Voyons-y voir : « Pressé par les exigences contradictoires de sa situation, et contraint, tel un prestidigitateur, de tenir par quelque tour surprenant les yeux du public constamment fixés sur lui comme sur le « succédané » de Napoléon et, par conséquent, de faire tous les jours un coup d’État en miniature, Bonaparte met sens dessus dessous toute l’économie bourgeoise, touche à tout ce qui avait paru intangible à la révolution de 1848, rend les uns résignés à la révolution et les autres désireux d’une révolution, et crée l’anarchie au nom même de l’ordre, tout en enlevant à la machine gouvernementale son auréole, en la profanant, en la rendant à la fois ignoble et ridicule… » [^3] Ma foi, il y a de ça, en effet. Sauf qu’à la lumière des derniers événements ­ divorce et remariage dans la foulée, et cette façon puérile de prendre les Français à témoin de ses peines de coeur aussitôt suivies de ses félicités ­, je me demande si Nicolas Sarkozy ne relève pas plutôt de cette catégorie abâtardie de bonapartisme qu’est le boulangisme. Ce qui, à tout prendre, vaudrait mieux, ça dure moins longtemps : on sait que dominé par ses passions privées, le célèbre général s’alla suicider sur la tombe de sa défunte maîtresse. Sans souhaiter un sort aussi funeste à notre président bling-bling, ne peut-on compter qu’il soit un jour contraint de s’éloigner des affaires publiques par l’accaparement de son temps et l’envahissement de tout son être par les délices et les poisons de sa vie sentimentale ?

La chute, spectaculaire, de sa popularité témoigne en tout cas que le mélange des genres défrise sérieusement son électorat.

BERNACHES

Et de cet autre lecteur (ou lectrice ? Dominique…) l’envoi de cette superbe photo d’un vol de bernaches, avec l’explication jointe, que je vous résume : « Chaque battement d’aile d’un oiseau donne une poussée à l’oiseau qui le suit.
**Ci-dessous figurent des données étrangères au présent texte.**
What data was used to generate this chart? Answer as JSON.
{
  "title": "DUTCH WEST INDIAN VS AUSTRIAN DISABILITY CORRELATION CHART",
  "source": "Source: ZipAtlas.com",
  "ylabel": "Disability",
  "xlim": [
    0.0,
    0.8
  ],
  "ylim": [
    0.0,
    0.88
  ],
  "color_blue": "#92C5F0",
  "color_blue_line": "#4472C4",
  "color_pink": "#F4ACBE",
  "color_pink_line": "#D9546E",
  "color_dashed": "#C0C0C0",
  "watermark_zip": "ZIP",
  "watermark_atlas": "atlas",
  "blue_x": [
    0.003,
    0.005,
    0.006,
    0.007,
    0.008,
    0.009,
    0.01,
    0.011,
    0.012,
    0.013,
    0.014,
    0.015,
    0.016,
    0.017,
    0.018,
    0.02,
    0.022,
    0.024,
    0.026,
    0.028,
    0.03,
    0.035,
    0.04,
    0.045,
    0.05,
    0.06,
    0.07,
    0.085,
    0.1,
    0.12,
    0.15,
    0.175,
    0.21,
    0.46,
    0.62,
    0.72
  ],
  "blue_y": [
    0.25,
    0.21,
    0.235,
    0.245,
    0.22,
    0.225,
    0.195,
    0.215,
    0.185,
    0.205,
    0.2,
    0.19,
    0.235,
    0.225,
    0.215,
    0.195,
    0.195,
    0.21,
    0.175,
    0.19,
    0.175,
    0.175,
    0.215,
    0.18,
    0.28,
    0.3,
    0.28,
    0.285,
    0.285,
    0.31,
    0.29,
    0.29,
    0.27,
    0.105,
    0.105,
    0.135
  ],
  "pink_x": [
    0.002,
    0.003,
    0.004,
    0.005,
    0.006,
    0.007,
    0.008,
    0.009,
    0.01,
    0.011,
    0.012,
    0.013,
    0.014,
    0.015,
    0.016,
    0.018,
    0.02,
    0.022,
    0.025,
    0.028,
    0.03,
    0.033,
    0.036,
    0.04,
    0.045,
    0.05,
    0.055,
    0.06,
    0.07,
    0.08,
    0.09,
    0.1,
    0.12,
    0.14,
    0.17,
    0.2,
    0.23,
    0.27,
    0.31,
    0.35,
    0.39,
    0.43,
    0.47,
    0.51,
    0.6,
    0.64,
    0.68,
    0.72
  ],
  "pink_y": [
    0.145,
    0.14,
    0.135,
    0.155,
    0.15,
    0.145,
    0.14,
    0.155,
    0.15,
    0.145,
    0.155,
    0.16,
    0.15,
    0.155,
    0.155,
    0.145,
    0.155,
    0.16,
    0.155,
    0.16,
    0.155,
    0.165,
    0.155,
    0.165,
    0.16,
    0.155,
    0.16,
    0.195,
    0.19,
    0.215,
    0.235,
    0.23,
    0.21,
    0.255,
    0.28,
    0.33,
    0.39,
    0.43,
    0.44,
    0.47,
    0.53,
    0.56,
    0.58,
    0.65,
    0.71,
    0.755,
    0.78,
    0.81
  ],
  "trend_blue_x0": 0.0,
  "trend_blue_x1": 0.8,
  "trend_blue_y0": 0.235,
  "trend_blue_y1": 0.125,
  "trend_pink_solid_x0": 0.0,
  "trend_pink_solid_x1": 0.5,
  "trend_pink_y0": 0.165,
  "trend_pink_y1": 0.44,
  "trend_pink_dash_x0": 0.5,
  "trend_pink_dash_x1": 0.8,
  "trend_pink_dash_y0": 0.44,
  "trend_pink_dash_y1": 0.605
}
Une telle coopération permet à toute la volée de parcourir une distance d’au moins 71 % supérieure à celle que parcourent les oiseaux volant en solo. […] Lorsque la bernache de tête est fatiguée, elle revient dans l’aile de la formation et une autre bernache prend la relève. Les bernaches qui sont à l’arrière crient pour encourager celles qui sont à l’avant. Enfin, quand une bernache s’affaiblit, qu’elle est blessée ou qu’elle tombe de la formation, deux bernaches en sortent alors et descendent à sa suite pour l’aider et la protéger. Ses compagnes demeurent avec elles jusqu’à ce qu’elle meure. Elles repartent ensuite de leur côté pour rejoindre leur groupe ou se joignent à une autre formation… »

Si seulement nous avions le sens de la solidarité et de l’action collective des bernaches, pèseraient pas lourd, les bravaches qui nous exploitent !

[^3]: Le 18 Brumaire de Louis Bonaparte, Karl Marx.